Create a function f(x) of at least degree 3 that has at least three terms. For that function, use derivatives to find the following information:

1. The function needs to have at least one maximum or minimum value.

2. Find the domain of f(x)

3. Find the y-intercept f(x)

4. End behavior: Find the limit of the f(x) as x approaches both ∞ and -∞

5. Find the increasing and decreasing interval(s) of f(x)

6. Find the interval(s) of concavity

7. Find any maximum points, minimum points, or points of inflection

8. Graph f(x) to verify that if the above answers are correct or accurate.

Expert Solution

milcah answered 2 years ago

Find a polynomial f(x) of degree 3 that has the indicated zeros and satisfies the given...

Find a polynomial f(x) of degree 3 that has the indicated zeros and satisfies the given condition. −5, 1, 2; f(3) = 48 Find a polynomial f(x) of degree 3 that has the indicated zeros and satisfies the given condition. −3, −2, 0; f(−4) = 24 Find a polynomial f(x) of degree 3 that has the indicated zeros and satisfies the given condition. −2i, 2i, 5; f(1) = 40 Find the zeros of f(x), and state the multiplicity of each zero. (Order your...

Use the secant Method to find a root for the function: f(x) = x^3 + 2x^2...

Use the secant Method to find a root for the function: f(x) = x^3 + 2x^2 + 10x -20, with x_0 = 2, and x_1 = 1.

For the following exercises, use the information about the graph of a polynomial function to determine the function. Assume the ...The y-intercept is (0, 1). There is no x-intercept. Degree is 4. End behavior: as x → −∞, f(x) → ∞, as x → ∞, f(x) → ∞.

The y-intercept is (0, 1). There is no x-intercept. Degree is 4. End behavior: as x → −∞, f(x) → ∞, as x → ∞, f(x) → ∞.

Find f(x) if f is a linear function that has given properties. f(-1)=1, f(3)=9 f(x)=

Find the Taylor polynomial of degree 2 centered at a = 1 for the function f(x)...

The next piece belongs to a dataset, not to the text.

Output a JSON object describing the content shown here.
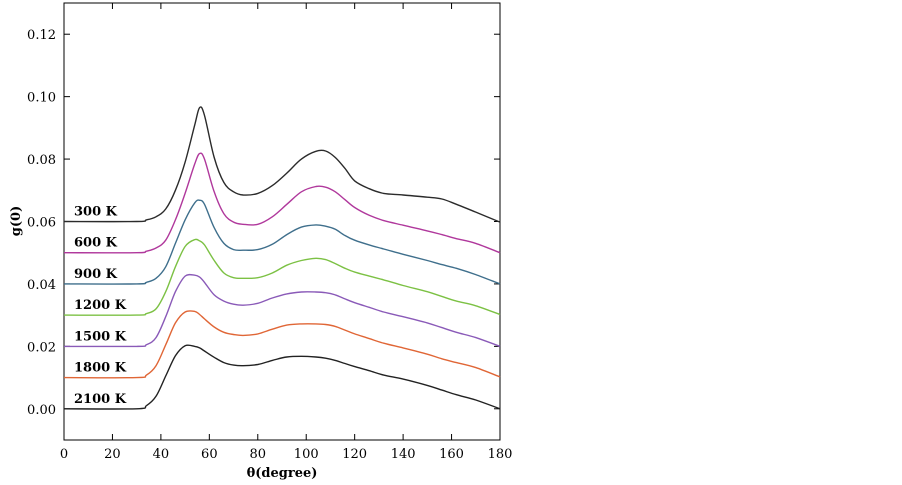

Find the Taylor polynomial of degree 2 centered at a = 1 for the function f(x) = e^(2x) . Use Taylor’s Inequality to estimate the accuracy of the approximation e^(2x) ≈ T2(x) when 0.7 ≤ x ≤ 1.3

Let f(x) = ln(x^2 + 9) Find the first two derivatives of f . Find the...

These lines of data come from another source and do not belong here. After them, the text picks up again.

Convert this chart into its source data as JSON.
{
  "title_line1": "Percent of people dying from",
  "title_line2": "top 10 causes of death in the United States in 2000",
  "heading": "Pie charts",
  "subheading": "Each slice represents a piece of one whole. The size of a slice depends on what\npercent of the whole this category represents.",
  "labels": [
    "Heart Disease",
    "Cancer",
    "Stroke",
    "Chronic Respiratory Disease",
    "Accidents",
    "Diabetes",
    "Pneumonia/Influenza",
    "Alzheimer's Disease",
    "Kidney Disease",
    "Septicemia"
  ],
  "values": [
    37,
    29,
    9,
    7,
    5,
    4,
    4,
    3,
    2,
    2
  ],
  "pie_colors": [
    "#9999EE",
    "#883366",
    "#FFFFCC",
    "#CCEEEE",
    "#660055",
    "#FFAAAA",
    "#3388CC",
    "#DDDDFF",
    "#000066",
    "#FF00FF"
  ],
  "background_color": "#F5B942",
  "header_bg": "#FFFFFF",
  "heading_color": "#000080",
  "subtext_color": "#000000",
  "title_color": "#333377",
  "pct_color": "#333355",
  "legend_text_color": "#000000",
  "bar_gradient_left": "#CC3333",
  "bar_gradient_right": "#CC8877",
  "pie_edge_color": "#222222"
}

Let f(x) = ln(x^2 + 9) Find the first two derivatives of f . Find the critical numbers of f . Find the intervals where f is increasing and decreasing. Determine if the critical numbers of f correspond with local maximums or local minimums. Find the intervals where f is concave up and concave down. Find any inflection points of f

For the following exercises, use the information about the graph of a polynomial .. The y-intercept is (0, 9). The x-intercepts are (−3, 0), (3, 0). Degree is 2. End behavior: as x → −∞, f(x) → −∞, as x → ∞, f(x) → −∞.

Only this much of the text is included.